How did two men move the world away from wars for land and treasure to wars over ideas and ideologies—a change that would go on to kill millions?
In April 1917, Woodrow Wilson—champion of American democracy but also of segregation, advocate for free trade and a new world order based on freedom and justice—thrust the United States into the First World War in order to make the “world safe for democracy”—only to see his dreams for a liberal international system dissolve into chaos, bloodshed, and betrayal.
That October, Vladimir Lenin—communist revolutionary and advocate for class war and “dictatorship of the proletariat”—would overthrow Russia’s earlier democratic revolution that had toppled the powerful czar, all in the name of liberating humanity—and instead would set up the most repressive totalitarian regime in history, the Soviet Union.

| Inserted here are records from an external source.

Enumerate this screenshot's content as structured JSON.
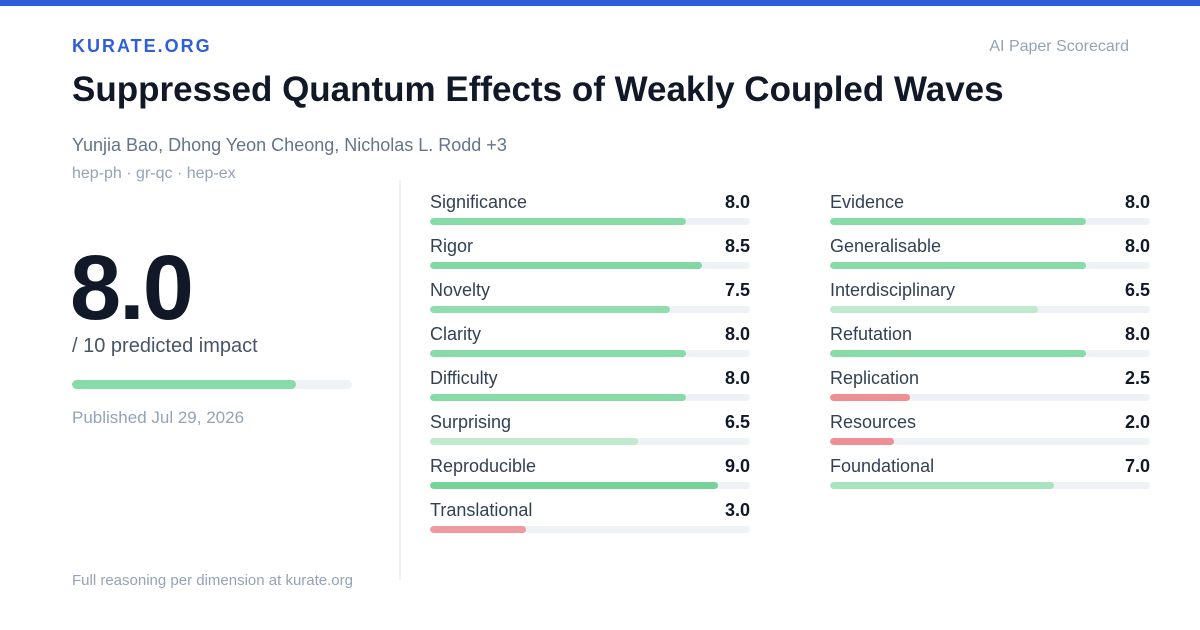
{
  "colors": {
    "brand": "#2f5fd8",
    "bar_high": "#7dd4a0",
    "bar_mid": "#bfeacf",
    "bar_low": "#ee9a9e",
    "track": "#eef2f7"
  },
  "header": {
    "brand": "KURATE.ORG",
    "tag": "AI Paper Scorecard"
  },
  "paper": {
    "title": "Suppressed Quantum Effects of Weakly Coupled Waves",
    "authors": "Yunjia Bao, Dhong Yeon Cheong, Nicholas L. Rodd +3",
    "categories": "hep-ph · gr-qc · hep-ex"
  },
  "score": {
    "value": "8.0",
    "fraction": 0.8,
    "caption": "/ 10 predicted impact",
    "published": "Published Jul 29, 2026"
  },
  "footer": {
    "note": "Full reasoning per dimension at kurate.org"
  },
  "metrics_left": [
    {
      "name": "Significance",
      "value": "8.0",
      "fraction": 0.8,
      "color": "#86dba6"
    },
    {
      "name": "Rigor",
      "value": "8.5",
      "fraction": 0.85,
      "color": "#80d8a2"
    },
    {
      "name": "Novelty",
      "value": "7.5",
      "fraction": 0.75,
      "color": "#90deae"
    },
    {
      "name": "Clarity",
      "value": "8.0",
      "fraction": 0.8,
      "color": "#86dba6"
    },
    {
      "name": "Difficulty",
      "value": "8.0",
      "fraction": 0.8,
      "color": "#86dba6"
    },
    {
      "name": "Surprising",
      "value": "6.5",
      "fraction": 0.65,
      "color": "#bfeacf"
    },
    {
      "name": "Reproducible",
      "value": "9.0",
      "fraction": 0.9,
      "color": "#75d398"
    },
    {
      "name": "Translational",
      "value": "3.0",
      "fraction": 0.3,
      "color": "#ee9a9e"
    }
  ],
  "metrics_right": [
    {
      "name": "Evidence",
      "value": "8.0",
      "fraction": 0.8,
      "color": "#86dba6"
    },
    {
      "name": "Generalisable",
      "value": "8.0",
      "fraction": 0.8,
      "color": "#86dba6"
    },
    {
      "name": "Interdisciplinary",
      "value": "6.5",
      "fraction": 0.65,
      "color": "#bfeacf"
    },
    {
      "name": "Refutation",
      "value": "8.0",
      "fraction": 0.8,
      "color": "#86dba6"
    },
    {
      "name": "Replication",
      "value": "2.5",
      "fraction": 0.25,
      "color": "#ee8f93"
    },
    {
      "name": "Resources",
      "value": "2.0",
      "fraction": 0.2,
      "color": "#ee8f93"
    },
    {
      "name": "Foundational",
      "value": "7.0",
      "fraction": 0.7,
      "color": "#a8e4bf"
    }
  ]
}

In this incisive, fast-paced history, the New York Times bestselling author Arthur Herman brilliantly reveals how Lenin and Wilson rewrote the rules of modern geopolitics. Prior to and through the end of World War I, countries marched into war only to advance or protect their national interests. After World War I, countries began going to war over ideas. Together Lenin and Wilson unleashed the disruptive ideologies that would sweep the world, from nationalism and globalism to Communism and terrorism, and that continue to shape our world today.
Our new world disorder is the legacy left by Wilson and Lenin, and their visions of the perfectibility of man. One hundred years later, we still sit on the powder keg they first set the detonator to, through war and revolution.
Arthur Herman, PhD, is the author of the New York Times bestseller How the Scots Invented the Modern World, which has sold a half million copies worldwide, and Gandhi and Churchill, which was a 2009 finalist for the Pulitzer Prize. His six other books include To Rule the Waves: How the British Navy Shaped the Modern World, which was nominated for the UK’s prestigious Mountbatten Maritime Prize; Freedom’s Forge, named by the Economist as one of the Best Books of 2012; and Douglas MacArthur: American Warrior. He is currently a Senior Fellow at the Hudson Institute in Washington, DC.